To be sure, many tools at least flag the files they are unable to read in exception reports, those maddeningly long, inscrutable documents that identify the exact file that failed and, sometimes, the reason for the failure.
But, sometimes, large chunks of information just vanish without a trace. Evidence gone, with no record it ever existed in the first place.
Just... poof.
Consider the following real-world example, pulled from the Enron dataset.
Here is a spreadsheet titled "Gas DAily deals," which shows transactions of natural gas stocks. The file was originally included in the Enron dataset as an email attachment. Below, it appears in Logikcull after having been extracted from the email, indexed, imaged and so forth. You can click to enlarge.
Notice a couple things. First, the document is 484 pages long, as shown by the light blue box on the left. Second, it is formatted in the document view in a way that closely resembles the original, native file. That original document has been image and OCR'd, and all of its associated metadata has been preserved and captured so as to be made findable via text search.
Now look at the following document, processed by a popular eDiscovery vendor.
This is the same document, but, as it has been presented for review, is only 12 pages long. Not 484 pages. Twelve. In other words, the eDiscovery tool used to process the spreadsheet above captured approximately 2% of the information that was actually there.
Now, in this instance, the reason for the disparity in the presentation of the documents is fairly straightforward. Logikcull captures and extracts hidden fields. The other tool does not. But if this strikes you as a fringe case, consider that this lesser tool also has trouble processing basic file types, like Word and PowerPoint documents, as its exception report indicates. This could potentially be due to file corruption, file mismatch, the size of the document (it doesn't process Excel spreadsheets larger than 1,000 PDF pages, for example), or simply because the processing engine couldn't account for certain common file types. But in any case, about 6,000 of 40,000 total documents in the Enron corpus fed to this tool did not appear in the searchable review set.

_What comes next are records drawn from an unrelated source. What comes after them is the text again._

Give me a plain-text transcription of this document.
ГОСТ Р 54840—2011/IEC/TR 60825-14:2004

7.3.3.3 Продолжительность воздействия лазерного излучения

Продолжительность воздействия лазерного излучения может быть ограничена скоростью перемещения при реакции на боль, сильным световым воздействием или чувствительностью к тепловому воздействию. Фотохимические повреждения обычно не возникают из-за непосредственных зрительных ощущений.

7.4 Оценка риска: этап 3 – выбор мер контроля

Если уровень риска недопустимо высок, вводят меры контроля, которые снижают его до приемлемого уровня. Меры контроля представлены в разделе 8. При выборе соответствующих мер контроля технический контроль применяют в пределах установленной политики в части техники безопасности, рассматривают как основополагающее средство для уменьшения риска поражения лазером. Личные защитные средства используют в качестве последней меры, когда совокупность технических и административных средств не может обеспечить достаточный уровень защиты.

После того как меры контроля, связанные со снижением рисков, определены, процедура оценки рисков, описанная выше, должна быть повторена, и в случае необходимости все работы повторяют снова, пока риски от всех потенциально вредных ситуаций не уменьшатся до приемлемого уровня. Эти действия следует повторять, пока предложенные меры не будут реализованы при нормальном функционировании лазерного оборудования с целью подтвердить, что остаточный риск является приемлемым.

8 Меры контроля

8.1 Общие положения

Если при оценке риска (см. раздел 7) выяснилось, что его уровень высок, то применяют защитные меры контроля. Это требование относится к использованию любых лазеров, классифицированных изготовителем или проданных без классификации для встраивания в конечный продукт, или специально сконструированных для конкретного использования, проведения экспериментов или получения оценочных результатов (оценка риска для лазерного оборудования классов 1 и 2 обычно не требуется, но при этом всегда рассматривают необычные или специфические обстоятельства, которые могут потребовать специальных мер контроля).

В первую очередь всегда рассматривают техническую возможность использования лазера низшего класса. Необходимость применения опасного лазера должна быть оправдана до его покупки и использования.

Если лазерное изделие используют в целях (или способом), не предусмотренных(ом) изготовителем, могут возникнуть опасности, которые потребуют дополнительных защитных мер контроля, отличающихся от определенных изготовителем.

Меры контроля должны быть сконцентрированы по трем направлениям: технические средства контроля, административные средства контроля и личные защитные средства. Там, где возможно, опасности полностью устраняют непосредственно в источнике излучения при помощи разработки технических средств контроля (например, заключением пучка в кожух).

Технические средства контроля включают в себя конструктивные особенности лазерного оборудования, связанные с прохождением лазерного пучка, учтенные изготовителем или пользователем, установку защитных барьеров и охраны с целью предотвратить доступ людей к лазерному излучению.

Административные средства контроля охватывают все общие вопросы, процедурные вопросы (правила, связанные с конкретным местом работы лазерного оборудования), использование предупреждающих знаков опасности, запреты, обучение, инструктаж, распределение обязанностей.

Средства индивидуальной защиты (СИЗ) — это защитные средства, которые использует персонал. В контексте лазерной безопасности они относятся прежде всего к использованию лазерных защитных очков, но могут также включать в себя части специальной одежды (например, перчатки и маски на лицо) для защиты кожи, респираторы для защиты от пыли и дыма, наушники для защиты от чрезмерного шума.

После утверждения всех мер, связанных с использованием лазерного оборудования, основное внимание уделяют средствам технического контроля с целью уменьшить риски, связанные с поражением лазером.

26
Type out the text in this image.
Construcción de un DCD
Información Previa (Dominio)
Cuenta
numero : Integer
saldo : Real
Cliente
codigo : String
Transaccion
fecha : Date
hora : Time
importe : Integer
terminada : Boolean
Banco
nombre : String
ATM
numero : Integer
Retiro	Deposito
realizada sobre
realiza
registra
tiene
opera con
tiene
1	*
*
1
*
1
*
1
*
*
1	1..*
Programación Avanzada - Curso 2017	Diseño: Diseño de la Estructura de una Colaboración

The scary thing is that this is the industry norm, and nobody seems to care. But certainly, if a superior, affordable solution exists, attorneys have a duty to their clients and as officers of the court to find and use them. Courts have never demanded perfection in discovery, but they do demand diligence. Parties must, according to the Rules, make a "reasonable effort to assure that the client has provided all the information and documents available to him that are responsive to the discovery demand." Does taking a chance you're missing half the stuff that's actually there seem "reasonable"?
Certainly, then, using tools that fail to capture much of this information, or capture that data inaccurately, has deep, direct consequences on the ability of parties to fulfill their obligations under the law -- and, therefore, has implications for sanctions and malpractice. Such failures have cost high-profile attorneys and their clients dearly. Look no further than the closely watched Coquina vs. TD Bank case from four years ago, where a key document presented at trial by lawyers for TD turned out to be devoid of critical information appearing on the original version of the document -- which subsequently surfaced in a separate case. That mistake ended a career.
The importance of "processing" gets overlooked due to its highly technical nature and the way in which it's described in the context of the EDRM, as a chore that must be completed to get to the important stuff: search and review. But the fact is, processing is among the most essential to revealing what the evidence actually says, and the easiest to get wrong. That's why it took Logikcull years to get it right. You don't automate the 3,000+ essential processing steps overnight.
It it is simply unacceptable, given the advances in technology, that the vast majority of eDiscovery tools are routinely missing large chunks of potentially discoverable information. If you're reading this, now you know, and you owe it to yourself to vet the tools you're using, consider what they're missing and what that could mean for your company, your clients or your career.